Article provisoire reprenant le contenu des panneaux réalisés en 2009, par Gilles Laisné, membre du G.R.A.C., sous le contrôle de François Delahaye, I.N.R.A.P. et de Dominique Cliquet, Conservateur du Patrimoine, D.R.A.C. Service Régional de l'Archéologie de Basse-Normandie.
La cuve baptismale.
Le baptistère de Port-Bail :
pérennité d'un lieu de culte
La christianisation
La christianisation des campagnes de la future Normandie est tardive.

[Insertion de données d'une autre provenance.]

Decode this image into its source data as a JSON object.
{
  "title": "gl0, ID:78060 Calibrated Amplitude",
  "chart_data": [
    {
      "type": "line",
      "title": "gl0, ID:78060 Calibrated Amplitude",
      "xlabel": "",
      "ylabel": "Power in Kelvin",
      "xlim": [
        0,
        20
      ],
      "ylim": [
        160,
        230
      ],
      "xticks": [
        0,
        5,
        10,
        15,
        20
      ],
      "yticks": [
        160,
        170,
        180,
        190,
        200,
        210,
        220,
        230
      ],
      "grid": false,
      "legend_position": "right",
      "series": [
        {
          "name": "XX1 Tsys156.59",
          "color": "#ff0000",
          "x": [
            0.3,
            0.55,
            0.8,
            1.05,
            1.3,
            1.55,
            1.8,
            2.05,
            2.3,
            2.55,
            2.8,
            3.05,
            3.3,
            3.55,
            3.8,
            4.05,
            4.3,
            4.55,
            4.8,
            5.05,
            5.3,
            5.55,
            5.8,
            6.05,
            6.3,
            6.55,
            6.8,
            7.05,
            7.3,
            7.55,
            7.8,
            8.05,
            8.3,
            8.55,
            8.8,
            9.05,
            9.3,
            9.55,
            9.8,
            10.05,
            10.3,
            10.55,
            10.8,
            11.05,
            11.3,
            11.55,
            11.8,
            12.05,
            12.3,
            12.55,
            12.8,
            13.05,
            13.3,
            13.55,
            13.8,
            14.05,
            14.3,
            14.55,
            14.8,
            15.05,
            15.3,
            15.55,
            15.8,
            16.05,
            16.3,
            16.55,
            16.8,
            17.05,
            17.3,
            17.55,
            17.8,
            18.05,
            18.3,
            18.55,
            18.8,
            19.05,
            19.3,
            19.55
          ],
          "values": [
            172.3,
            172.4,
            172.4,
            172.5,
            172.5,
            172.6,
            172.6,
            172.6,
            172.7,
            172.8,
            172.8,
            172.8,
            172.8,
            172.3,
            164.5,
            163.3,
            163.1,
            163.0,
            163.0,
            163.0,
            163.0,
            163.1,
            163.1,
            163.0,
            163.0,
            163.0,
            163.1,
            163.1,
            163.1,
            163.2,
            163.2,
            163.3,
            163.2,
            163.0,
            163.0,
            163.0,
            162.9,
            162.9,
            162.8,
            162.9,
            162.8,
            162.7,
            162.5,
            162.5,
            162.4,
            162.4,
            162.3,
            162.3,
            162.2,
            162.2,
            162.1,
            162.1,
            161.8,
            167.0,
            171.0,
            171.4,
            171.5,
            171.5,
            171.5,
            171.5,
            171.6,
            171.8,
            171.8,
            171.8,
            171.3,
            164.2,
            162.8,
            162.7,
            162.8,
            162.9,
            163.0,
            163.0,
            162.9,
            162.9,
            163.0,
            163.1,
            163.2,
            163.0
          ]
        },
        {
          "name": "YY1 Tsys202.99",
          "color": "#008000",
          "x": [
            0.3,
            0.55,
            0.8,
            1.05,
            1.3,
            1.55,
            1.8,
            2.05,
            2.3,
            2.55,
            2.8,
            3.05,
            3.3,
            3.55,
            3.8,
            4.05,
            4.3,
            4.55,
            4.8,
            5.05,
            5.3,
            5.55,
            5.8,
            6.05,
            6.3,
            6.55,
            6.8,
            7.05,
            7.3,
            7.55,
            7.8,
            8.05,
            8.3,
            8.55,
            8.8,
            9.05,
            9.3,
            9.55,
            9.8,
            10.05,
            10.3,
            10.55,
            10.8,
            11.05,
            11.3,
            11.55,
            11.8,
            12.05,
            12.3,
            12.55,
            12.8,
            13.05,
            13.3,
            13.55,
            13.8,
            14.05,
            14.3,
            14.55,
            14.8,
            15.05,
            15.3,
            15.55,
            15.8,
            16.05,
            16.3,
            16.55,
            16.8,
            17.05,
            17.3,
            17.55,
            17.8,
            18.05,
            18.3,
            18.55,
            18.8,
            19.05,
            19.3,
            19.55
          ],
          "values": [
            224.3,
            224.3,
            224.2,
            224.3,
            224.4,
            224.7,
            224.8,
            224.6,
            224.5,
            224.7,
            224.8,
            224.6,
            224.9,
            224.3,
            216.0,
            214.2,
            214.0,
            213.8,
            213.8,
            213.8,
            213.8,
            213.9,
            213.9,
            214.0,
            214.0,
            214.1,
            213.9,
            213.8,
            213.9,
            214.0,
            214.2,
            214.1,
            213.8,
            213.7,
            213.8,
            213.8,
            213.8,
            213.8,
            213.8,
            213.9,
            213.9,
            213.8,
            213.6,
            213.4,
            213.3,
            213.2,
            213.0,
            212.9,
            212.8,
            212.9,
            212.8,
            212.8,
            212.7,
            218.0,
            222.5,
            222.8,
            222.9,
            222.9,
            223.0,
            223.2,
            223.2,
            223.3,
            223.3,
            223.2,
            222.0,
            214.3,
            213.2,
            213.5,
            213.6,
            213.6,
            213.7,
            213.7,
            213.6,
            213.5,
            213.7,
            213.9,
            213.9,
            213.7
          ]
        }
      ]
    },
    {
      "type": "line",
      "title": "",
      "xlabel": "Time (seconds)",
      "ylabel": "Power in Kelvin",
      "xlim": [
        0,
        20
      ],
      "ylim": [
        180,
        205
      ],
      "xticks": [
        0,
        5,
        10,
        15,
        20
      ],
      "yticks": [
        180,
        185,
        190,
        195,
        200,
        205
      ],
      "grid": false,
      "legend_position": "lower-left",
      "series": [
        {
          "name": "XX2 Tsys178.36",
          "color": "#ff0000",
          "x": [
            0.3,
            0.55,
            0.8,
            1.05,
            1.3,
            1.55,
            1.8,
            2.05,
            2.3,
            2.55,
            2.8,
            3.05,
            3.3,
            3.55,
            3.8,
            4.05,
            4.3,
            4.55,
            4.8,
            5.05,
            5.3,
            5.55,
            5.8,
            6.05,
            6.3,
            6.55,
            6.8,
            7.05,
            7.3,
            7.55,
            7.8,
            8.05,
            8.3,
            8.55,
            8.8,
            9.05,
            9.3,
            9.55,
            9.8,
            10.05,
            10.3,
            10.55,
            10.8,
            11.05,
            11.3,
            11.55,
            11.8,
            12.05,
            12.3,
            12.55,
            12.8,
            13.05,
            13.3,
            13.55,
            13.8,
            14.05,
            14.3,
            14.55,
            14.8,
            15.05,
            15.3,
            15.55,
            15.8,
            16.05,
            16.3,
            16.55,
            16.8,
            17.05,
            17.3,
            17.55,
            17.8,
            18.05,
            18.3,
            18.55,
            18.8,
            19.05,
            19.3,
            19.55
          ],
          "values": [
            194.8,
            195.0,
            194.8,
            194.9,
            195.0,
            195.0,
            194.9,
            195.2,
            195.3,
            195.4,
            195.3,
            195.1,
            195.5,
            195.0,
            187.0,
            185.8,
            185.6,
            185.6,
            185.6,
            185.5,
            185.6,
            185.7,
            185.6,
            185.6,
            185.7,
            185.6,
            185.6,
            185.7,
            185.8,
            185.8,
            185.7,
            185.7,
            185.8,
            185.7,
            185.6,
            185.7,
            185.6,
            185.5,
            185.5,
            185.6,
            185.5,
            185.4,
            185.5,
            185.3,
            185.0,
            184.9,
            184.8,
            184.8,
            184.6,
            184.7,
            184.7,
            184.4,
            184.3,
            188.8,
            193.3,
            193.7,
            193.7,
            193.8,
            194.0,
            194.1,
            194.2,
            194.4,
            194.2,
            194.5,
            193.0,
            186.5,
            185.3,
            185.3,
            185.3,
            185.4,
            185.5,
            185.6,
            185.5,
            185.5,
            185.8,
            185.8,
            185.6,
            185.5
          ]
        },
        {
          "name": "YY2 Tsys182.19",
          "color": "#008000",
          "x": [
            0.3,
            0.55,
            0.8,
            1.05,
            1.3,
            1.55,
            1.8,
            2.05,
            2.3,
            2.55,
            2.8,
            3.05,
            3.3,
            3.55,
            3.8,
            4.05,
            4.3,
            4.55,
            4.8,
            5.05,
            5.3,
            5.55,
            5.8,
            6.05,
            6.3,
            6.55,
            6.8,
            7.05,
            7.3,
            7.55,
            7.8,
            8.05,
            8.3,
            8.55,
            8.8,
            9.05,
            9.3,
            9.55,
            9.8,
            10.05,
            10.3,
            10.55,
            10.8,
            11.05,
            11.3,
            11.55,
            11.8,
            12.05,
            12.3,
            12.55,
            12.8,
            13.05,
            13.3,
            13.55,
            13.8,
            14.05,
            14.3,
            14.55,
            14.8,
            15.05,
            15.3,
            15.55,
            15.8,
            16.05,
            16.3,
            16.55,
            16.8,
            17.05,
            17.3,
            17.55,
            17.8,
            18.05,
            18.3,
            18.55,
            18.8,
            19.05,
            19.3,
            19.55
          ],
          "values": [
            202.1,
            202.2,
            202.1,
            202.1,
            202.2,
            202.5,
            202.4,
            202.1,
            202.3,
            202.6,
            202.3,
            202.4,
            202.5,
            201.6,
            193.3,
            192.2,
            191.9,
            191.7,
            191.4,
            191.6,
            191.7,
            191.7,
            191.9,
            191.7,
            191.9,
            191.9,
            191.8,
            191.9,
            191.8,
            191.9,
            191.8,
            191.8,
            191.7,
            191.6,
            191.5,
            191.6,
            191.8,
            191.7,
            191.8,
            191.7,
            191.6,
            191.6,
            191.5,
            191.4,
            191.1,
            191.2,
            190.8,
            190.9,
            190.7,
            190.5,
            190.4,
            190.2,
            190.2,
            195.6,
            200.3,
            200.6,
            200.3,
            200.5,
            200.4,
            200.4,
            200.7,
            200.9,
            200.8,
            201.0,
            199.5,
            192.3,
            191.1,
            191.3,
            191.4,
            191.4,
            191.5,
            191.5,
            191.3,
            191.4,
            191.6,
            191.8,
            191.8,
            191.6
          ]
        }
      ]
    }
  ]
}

Elle se généralise au VIe siècle.
Dans l’église ancienne, seuls les évêques baptisent dans leurs cathédrales, le jour de Pâques. La multiplication des baptêmes amène à installer des baptistères ruraux. L’ importance à cette époque de Port-Bail, sa position géographique dans le diocèse de Coutances, ville de l’évêque, expliquent la présence de ce baptistère. Le clergé local reçoit le droit de baptiser.
L’ implantation de ce baptistère sur ce lieu peut s’expliquer par la présence d’un temple païen de tradition celtique : un fanum.

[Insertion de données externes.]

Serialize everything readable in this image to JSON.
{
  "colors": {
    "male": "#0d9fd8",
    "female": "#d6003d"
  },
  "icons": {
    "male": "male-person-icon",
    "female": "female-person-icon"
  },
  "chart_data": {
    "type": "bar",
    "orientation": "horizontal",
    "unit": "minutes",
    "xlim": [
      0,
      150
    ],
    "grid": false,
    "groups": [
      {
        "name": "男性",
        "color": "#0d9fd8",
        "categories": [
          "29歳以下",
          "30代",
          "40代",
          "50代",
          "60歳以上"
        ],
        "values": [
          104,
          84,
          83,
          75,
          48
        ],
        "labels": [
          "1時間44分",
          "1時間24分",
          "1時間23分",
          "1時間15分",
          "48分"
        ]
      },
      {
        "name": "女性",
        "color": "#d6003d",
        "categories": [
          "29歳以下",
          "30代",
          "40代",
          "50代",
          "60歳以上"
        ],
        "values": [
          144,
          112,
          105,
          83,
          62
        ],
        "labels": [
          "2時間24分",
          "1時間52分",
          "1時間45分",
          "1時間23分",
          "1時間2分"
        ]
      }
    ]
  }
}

Exemple schématique de fanum.
Au VIe siècle, le fanum est remplacé par une église et son baptistère.
Proposition de restitution.
D'après François Delahaye, I.N.R.A.P. ( 1999
).
Le Baptistère est détruit après l’abandon du baptême par immersion, au VIIe ou VIIIe siècle.

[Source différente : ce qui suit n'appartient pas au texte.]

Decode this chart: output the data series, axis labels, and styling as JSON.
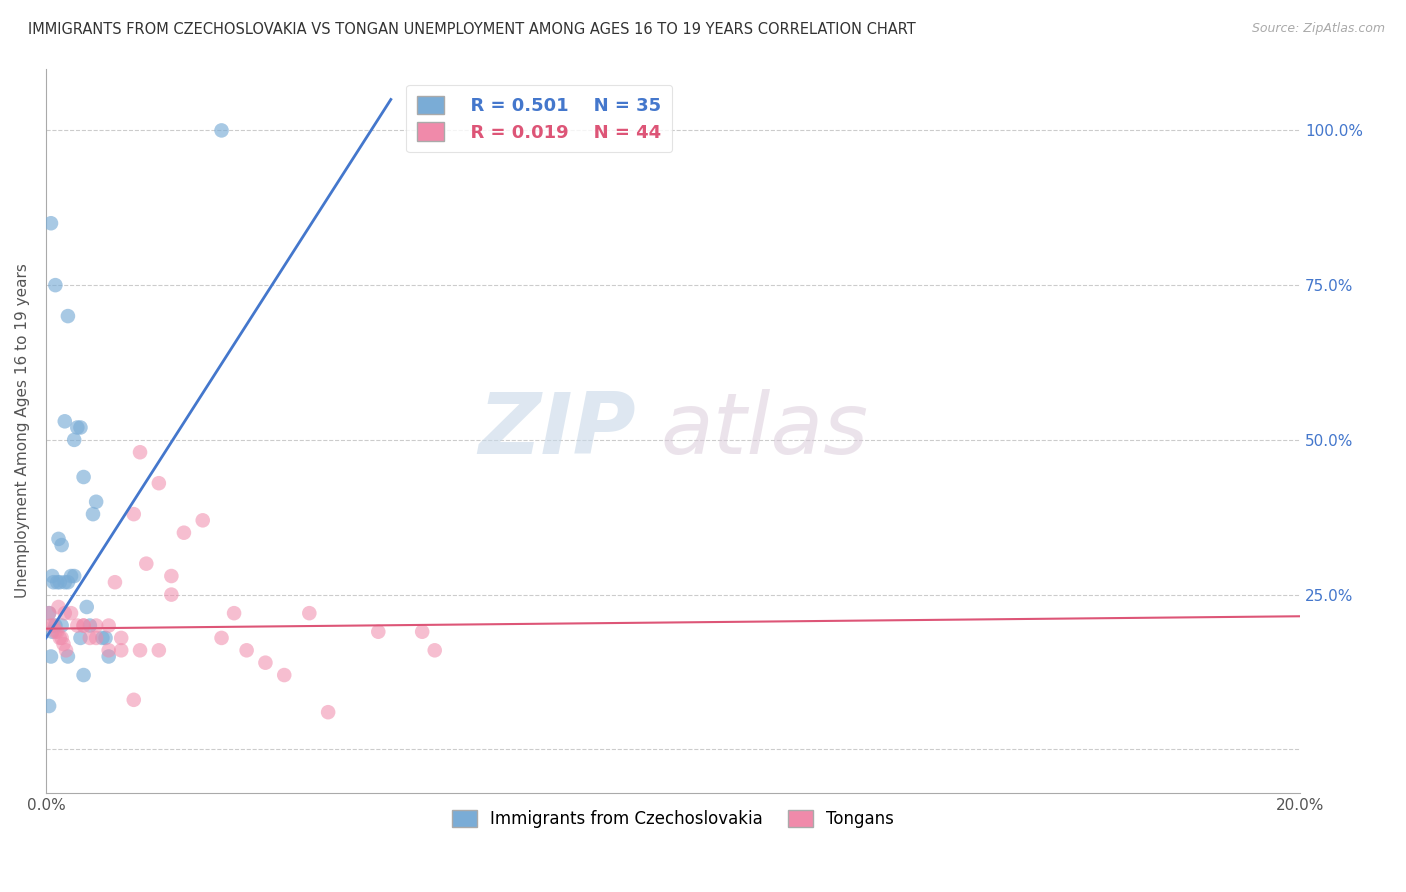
{
  "title": "IMMIGRANTS FROM CZECHOSLOVAKIA VS TONGAN UNEMPLOYMENT AMONG AGES 16 TO 19 YEARS CORRELATION CHART",
  "source": "Source: ZipAtlas.com",
  "ylabel": "Unemployment Among Ages 16 to 19 years",
  "xlim": [
    0.0,
    0.2
  ],
  "ylim": [
    -0.07,
    1.1
  ],
  "xticks": [
    0.0,
    0.05,
    0.1,
    0.15,
    0.2
  ],
  "yticks": [
    0.0,
    0.25,
    0.5,
    0.75,
    1.0
  ],
  "right_ytick_labels": [
    "",
    "25.0%",
    "50.0%",
    "75.0%",
    "100.0%"
  ],
  "grid_color": "#cccccc",
  "background_color": "#ffffff",
  "legend_R1": "R = 0.501",
  "legend_N1": "N = 35",
  "legend_R2": "R = 0.019",
  "legend_N2": "N = 44",
  "blue_color": "#7aacd6",
  "pink_color": "#f08aaa",
  "line_blue_color": "#4477cc",
  "line_pink_color": "#dd5577",
  "right_axis_color": "#4477cc",
  "watermark_zip": "ZIP",
  "watermark_atlas": "atlas",
  "blue_scatter_x": [
    0.0008,
    0.0015,
    0.0035,
    0.003,
    0.005,
    0.0055,
    0.0045,
    0.006,
    0.008,
    0.0075,
    0.002,
    0.0025,
    0.001,
    0.0012,
    0.0018,
    0.0022,
    0.003,
    0.0035,
    0.004,
    0.0045,
    0.0065,
    0.007,
    0.009,
    0.01,
    0.0015,
    0.0025,
    0.0055,
    0.0095,
    0.0005,
    0.001,
    0.0035,
    0.006,
    0.0005,
    0.0008,
    0.028
  ],
  "blue_scatter_y": [
    0.85,
    0.75,
    0.7,
    0.53,
    0.52,
    0.52,
    0.5,
    0.44,
    0.4,
    0.38,
    0.34,
    0.33,
    0.28,
    0.27,
    0.27,
    0.27,
    0.27,
    0.27,
    0.28,
    0.28,
    0.23,
    0.2,
    0.18,
    0.15,
    0.2,
    0.2,
    0.18,
    0.18,
    0.22,
    0.19,
    0.15,
    0.12,
    0.07,
    0.15,
    1.0
  ],
  "pink_scatter_x": [
    0.015,
    0.018,
    0.014,
    0.016,
    0.011,
    0.02,
    0.03,
    0.042,
    0.002,
    0.003,
    0.004,
    0.005,
    0.006,
    0.007,
    0.008,
    0.01,
    0.012,
    0.015,
    0.006,
    0.008,
    0.01,
    0.012,
    0.018,
    0.022,
    0.025,
    0.028,
    0.032,
    0.035,
    0.038,
    0.045,
    0.053,
    0.0005,
    0.0008,
    0.0012,
    0.0015,
    0.0018,
    0.0022,
    0.0025,
    0.0028,
    0.0032,
    0.06,
    0.062,
    0.02,
    0.014
  ],
  "pink_scatter_y": [
    0.48,
    0.43,
    0.38,
    0.3,
    0.27,
    0.28,
    0.22,
    0.22,
    0.23,
    0.22,
    0.22,
    0.2,
    0.2,
    0.18,
    0.18,
    0.16,
    0.16,
    0.16,
    0.2,
    0.2,
    0.2,
    0.18,
    0.16,
    0.35,
    0.37,
    0.18,
    0.16,
    0.14,
    0.12,
    0.06,
    0.19,
    0.22,
    0.2,
    0.2,
    0.19,
    0.19,
    0.18,
    0.18,
    0.17,
    0.16,
    0.19,
    0.16,
    0.25,
    0.08
  ],
  "blue_line_x": [
    0.0,
    0.055
  ],
  "blue_line_y": [
    0.18,
    1.05
  ],
  "pink_line_x": [
    0.0,
    0.2
  ],
  "pink_line_y": [
    0.195,
    0.215
  ]
}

L’église devient chapelle funéraire ( la chapelle Saint-Michel ), autour se développe un cimetière.
La chapelle est détruite après 1697. Le cimetière est définitivement fermé en 1910.
En 1956, des travaux de terrassement mettent au jour ces vestiges. Le baptistère est classé au titre des monuments historiques en 1958.
En 1999, les vestiges du fanum et d’un atelier de fonte de cloche sont découverts.
Le baptistère de Port-Bail : la gestion de l'eau
Durant l’Antiquité et au début du Haut Moyen Age, on baptise à l’âge adulte. L’initiation chrétienne du néophyte, le catéchumène, comporte le don de l’esprit, la sainte communion et l’immersion dans la cuve baptismale. Il est recommandé d’employer de l’eau vive.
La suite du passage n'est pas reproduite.